Fotoğraf çekmek için kendimi ne zaman sokaklara atsam farkında olmadan içimdeki ses beni sahillere götürür. O son nokta hissi veren ufuk çizgisine… Şehirden, insanların bitmez tükenmez ihtiraslarından, egolarından ve iktidar savaşlarından kaçıp o son noktaya sığınmak isterim. Bir serçenin tüneğine sığındığı gibi… Gezegenin sıfır noktasına fırlatılmışım gibi… Buruk ve soğuk bir özlem içinde… Çığlık çığlığa bir başına… İçimdeki yalnızlığın soğuk mavi renginin sesini duyarım. Huzur dolu, hüzünlü bir tek başınalık… Düşlere kendini kaptırdıktan sonra gerçeğe geri dönmem gerektiğinde müthiş bir karamsarlık ve baş dönmesi… O anlarda çektiğim fotoğraflarda kendimi okuduğumu fark ederim.
Bu fotoğrafı da böylesi anların birinde çektim. Ancak çektiğim kare; yaşadığım duyguyu, o duygu yoğunluğunu anlatmama yetmedi. Bu, dış görüntüydü. Oysa baş dönmelerimi, düşlerimle dalıp gittiğim dönüşü çok zor olan yollarımı da dillendirmeliydi. İçe dönmeli, özü anlatmalıydı. Duyguda netlik tercih edildiğinde ne anlatılmak isteniyorsa ona göre karar verilir, ona göre sunulur, kimi zaman öze inilir, ruha dokunulurdu.

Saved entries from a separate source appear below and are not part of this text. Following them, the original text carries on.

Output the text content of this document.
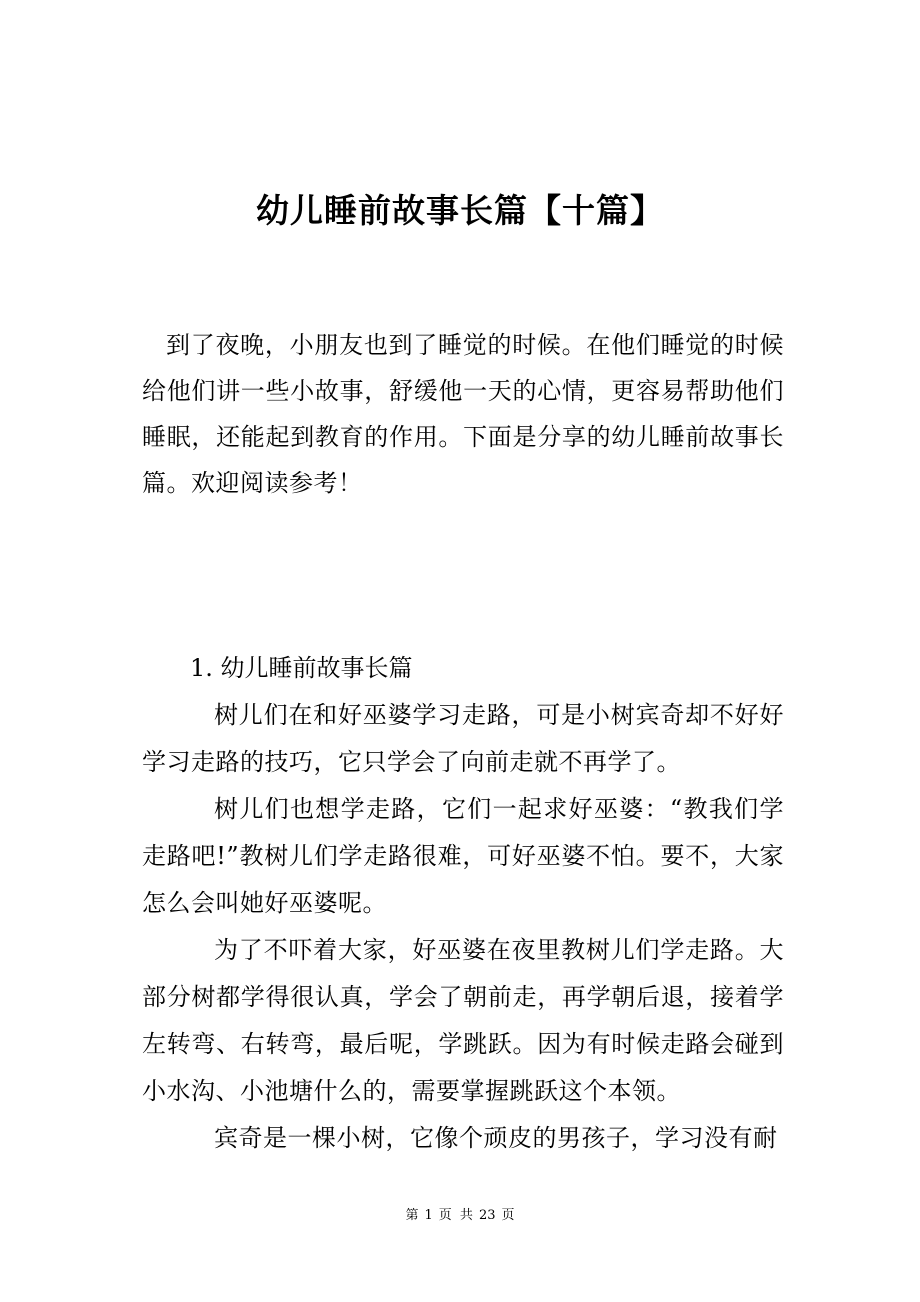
幼儿睡前故事长篇【十篇】

到了夜晚，小朋友也到了睡觉的时候。在他们睡觉的时候给他们讲一些小故事，舒缓他一天的心情，更容易帮助他们睡眠，还能起到教育的作用。下面是分享的幼儿睡前故事长篇。欢迎阅读参考！

1. 幼儿睡前故事长篇

树儿们在和好巫婆学习走路，可是小树宾奇却不好好学习走路的技巧，它只学会了向前走就不再学了。

树儿们也想学走路，它们一起求好巫婆：“教我们学走路吧!”教树儿们学走路很难，可好巫婆不怕。要不，大家怎么会叫她好巫婆呢。

为了不吓着大家，好巫婆在夜里教树儿们学走路。大部分树都学得很认真，学会了朝前走，再学朝后退，接着学左转弯、右转弯，最后呢，学跳跃。因为有时候走路会碰到小水沟、小池塘什么的，需要掌握跳跃这个本领。

宾奇是一棵小树，它像个顽皮的男孩子，学习没有耐

第 1 页 共 23 页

Fotoğrafta duyguyu/hikayeyi ararken ruhum yoldaşım olmalı, sensörüme düşen ışık ruhumun izlerini taşımalıdır. Yaşanmışlıklarımı, yaşam tortularımı anlatmalıdır ki o fotoğraf benim olsun, beni yansıtsın. Kadrajın gerisinde fotoğrafla kendimi anlatmak…  İzleyici fotoğrafa bakacak, beni görecek. İşte tam burada soyut devreye giriyor.  Öze inmek gerekiyor. Bir tür tasavvuf…  Fotoğrafın tasavvufu…  Kadrajın içinde bedenen değil ruhen olabilmek… Orada altın oranda “bir ben var benden içeri” dercesine. Görüntüde değil de duyguda netliğin izdüşümleri…  Bu noktada fotoğrafımı güçlü kılabilmek için (bu fotoğrafta da olduğu gibi) deneysel figüratif soyutlama tekniğini kullanmayı yeğlerim. Fotoğraflarımı soyutlaştırarak biraz daha derine inip derdimi anlatmaya çalışırım.
Var olmanın farkındalığındaki acı, derinliğinden çıkılamaz yalnızlıklara bırakır insanı. Her bakışta bir mana aramak kaçınılmazdır. Peki ama bu mananın yolu/sokağı niye hep aynı durağa götürür ki beni? Neden hep hüzün arar ruhum? Aradığım kadrajda benliğimi bana yansıtacak ayna mıdır beklediğim? Kendimi nerede kaybettiğimi mi bilmek isterim? Benliğimi bulma çabası mı yoksa?  Kim bilir?
Kendimi/kendinizi bulmam/bulmanız dileğiyle hoşçakalın.